# Extending AGM to three variables

The AGM (arithmetic-geometric mean) is the limiting value you get when you take the arithmetic and geometric means of two numbers, then take the arithmetic and geometric means of the results, over and over.

```    am = lambda x, y: (x + y)*0.5
gm = lambda x, y: (x * y)**0.5

def agm(x, y):
while x != y:
x, y = am(x, y), gm(x, y)
return x
```

I wrote a three posts about the AGM last week: here, here, and here.

Yesterday I ran across a paper  that uses a three-variable form of the AGM. It iteratively takes the arithmetic mean of all pairs and then the geometric mean of all pairs.

```    x, y, z = am(x, y), am(y, z), am(x, z)
x, y, z = gm(x, y), gm(y, z), gm(x, z)
```

This process also converges, though it converges at a much slower rate than the (two-variable) AGM. Every iteration of the two-variable AGM doubles the number of correct bits in the final result. Every iteration of the three-variable AGM adds two bits to the final answer. So instead of growing exponentially, the number of correct bits grows linearly.

Could we extend this to lists of numbers of any size? Suppose we take the arithmetic mean of all pairs from the list, then the geometric mean of all pairs of arithmetic means. The problem is that the length of our lists is changing. The reason we can extend the AGM to 3 variables is that binom(3, 2) = 3. We start with a list of three numbers and we keep getting back lists of three numbers. But for n > 3, binom(n, 2) ≠ n.

Suppose we start with a list of 4 numbers. There are 6 pairs of numbers to take the arithmetic mean of. Then out of this list of 6 arithmetic means, there are 15 pairs to take the geometric mean of. We’re not in a situation directly analogous to the original AGM since our list of numbers is not of fixed size. But could we keep going anyway?

Well, sorta. Here’s Python code to implement what we described above.

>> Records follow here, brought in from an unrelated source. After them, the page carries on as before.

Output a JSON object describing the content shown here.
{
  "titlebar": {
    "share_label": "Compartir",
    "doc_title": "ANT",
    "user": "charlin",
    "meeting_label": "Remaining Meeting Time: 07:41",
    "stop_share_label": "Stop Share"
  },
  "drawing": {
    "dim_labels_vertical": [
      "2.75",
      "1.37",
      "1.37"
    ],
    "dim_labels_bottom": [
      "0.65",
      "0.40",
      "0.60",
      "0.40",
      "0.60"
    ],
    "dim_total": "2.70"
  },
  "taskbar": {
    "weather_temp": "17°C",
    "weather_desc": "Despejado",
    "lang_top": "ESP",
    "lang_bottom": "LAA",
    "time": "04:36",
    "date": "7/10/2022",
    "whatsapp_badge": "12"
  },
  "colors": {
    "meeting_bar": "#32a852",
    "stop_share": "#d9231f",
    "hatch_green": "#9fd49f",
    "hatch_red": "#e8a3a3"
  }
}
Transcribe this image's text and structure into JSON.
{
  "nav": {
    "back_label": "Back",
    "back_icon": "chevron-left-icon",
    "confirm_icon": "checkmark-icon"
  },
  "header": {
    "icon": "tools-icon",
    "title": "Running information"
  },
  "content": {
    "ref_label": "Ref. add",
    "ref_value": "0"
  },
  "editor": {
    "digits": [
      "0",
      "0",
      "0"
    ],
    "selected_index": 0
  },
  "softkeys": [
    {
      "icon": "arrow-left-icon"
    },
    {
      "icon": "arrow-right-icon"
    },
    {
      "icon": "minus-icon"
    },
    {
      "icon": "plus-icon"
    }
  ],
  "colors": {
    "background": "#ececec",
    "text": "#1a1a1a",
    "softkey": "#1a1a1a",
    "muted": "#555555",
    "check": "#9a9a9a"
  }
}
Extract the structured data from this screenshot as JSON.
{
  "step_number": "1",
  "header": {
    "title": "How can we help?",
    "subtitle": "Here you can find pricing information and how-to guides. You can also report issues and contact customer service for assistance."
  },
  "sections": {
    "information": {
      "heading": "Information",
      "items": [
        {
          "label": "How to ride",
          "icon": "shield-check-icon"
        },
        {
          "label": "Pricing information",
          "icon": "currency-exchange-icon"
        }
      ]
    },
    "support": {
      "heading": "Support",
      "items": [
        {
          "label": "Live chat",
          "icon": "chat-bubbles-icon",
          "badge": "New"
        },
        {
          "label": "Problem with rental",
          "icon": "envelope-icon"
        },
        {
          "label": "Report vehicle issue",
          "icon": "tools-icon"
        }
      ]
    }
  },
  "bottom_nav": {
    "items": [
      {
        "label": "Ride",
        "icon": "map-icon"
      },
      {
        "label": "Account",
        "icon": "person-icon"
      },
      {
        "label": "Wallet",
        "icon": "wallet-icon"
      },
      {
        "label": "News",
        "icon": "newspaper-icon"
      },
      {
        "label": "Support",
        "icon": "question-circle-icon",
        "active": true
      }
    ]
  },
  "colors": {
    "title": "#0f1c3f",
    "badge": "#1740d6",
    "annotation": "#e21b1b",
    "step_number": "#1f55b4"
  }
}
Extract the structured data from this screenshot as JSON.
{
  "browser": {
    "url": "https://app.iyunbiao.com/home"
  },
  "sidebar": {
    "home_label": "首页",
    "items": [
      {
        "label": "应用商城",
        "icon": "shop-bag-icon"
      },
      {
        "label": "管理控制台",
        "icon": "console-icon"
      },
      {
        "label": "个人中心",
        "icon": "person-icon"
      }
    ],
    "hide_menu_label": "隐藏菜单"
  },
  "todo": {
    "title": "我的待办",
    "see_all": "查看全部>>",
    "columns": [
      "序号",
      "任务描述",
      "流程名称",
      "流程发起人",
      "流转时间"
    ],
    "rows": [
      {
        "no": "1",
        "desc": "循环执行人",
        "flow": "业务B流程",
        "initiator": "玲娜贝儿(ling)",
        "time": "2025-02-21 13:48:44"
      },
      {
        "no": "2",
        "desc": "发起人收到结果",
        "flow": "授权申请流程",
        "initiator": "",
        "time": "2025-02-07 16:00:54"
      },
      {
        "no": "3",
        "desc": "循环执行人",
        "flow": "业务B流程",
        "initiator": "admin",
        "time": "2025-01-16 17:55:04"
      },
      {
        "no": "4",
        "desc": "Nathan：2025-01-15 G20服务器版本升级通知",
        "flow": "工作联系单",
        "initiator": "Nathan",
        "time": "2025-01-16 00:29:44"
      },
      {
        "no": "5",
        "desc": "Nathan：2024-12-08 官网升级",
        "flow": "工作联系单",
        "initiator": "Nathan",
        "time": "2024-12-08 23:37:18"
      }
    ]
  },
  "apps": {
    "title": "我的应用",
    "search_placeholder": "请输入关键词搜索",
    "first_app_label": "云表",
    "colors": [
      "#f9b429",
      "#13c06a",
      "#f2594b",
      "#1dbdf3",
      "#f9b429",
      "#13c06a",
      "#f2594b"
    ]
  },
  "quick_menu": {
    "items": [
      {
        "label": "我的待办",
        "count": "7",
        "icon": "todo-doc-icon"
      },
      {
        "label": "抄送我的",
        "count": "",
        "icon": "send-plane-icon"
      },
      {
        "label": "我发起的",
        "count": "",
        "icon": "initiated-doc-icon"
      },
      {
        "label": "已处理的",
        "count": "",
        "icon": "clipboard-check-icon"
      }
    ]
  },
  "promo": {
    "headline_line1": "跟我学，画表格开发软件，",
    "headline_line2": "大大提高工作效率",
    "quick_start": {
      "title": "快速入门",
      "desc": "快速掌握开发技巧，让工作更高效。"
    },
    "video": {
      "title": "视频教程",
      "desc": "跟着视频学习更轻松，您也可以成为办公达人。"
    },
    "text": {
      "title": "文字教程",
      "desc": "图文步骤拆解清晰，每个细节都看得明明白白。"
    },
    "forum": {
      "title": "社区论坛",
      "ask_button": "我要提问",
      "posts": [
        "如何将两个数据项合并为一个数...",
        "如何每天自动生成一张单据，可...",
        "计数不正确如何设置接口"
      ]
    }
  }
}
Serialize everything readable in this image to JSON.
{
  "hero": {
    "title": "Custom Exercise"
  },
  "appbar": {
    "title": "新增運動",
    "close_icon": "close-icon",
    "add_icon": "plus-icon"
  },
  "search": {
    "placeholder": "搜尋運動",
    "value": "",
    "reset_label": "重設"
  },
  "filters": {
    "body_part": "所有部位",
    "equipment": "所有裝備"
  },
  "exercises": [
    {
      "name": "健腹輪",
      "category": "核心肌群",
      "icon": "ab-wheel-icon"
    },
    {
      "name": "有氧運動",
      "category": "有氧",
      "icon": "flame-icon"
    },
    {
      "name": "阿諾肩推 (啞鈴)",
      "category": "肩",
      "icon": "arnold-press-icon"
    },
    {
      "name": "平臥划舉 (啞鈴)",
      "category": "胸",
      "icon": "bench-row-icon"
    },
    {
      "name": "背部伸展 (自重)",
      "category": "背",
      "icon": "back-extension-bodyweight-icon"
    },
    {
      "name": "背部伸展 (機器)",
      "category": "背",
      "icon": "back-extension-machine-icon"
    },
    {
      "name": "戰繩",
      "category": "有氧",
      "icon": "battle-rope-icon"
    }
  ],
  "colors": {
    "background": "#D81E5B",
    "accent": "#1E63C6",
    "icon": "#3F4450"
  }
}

```    from itertools import combinations
def agmn(xs):
while max(xs) > min(xs):
ys = [am(*p) for p in combinations(xs, 2)]
xs = [gm(*p) for p in combinations(ys, 2)]
return xs
```

The code works fine for lists of length 3, but it will never return if you give it longer lists.

The length of our lists is growing doubly exponentially:

```    6
15
105
5460
14903070
111050740260915
6166133456248548335768188155
19010600900133834176644234577571914951562754277857057935
...
```

(Incidentally, the numbers of above are a cataloged sequence in OEIS.)

Here’s another approach to defining an extended AGM.

We have a way to define a 3-variable AGM. If we have a list of four numbers, we could apply one step of the 3-variable AGM to every subset with three elements.

In general, we could define an n-variable AGM recursively by repeatedly taking a step of the (n-1)-variable AGM for all n subsets of size n-1.

 B. C. Carlson. Hidden Symmetries of Special Functions. SIAM Review , Jul., 1970, Vol. 12, No. 3 (Jul., 1970), pp. 332-345

## 4 thoughts on “Extending AGM to three variables”

1. Andrew

Why pairwise? Why not just (a_1 + … + a_n) * 1/n, and (a_1 * … * a_n)^(1/n) ?

2. Andrew

Nevermind. :-P

3. GlennF

How about a ‘leave one out’ strategy? For any n, binom(n, n-1) = n,
That gives an iteration like e.g. for 4 numbers:

w,x,y,z = am(w,x,y), am(x,y,z), am(w,y,z), am(w,x,z)
w,x,y,z = gm(w,x,y), gm(x,y,z), gm(w,y,z), gm(w,x,z)

And so on for higher n. Generalizes the 3-variable AGM, anyway, I think.

4. GlennF

Oops, I should have read to the end before posting.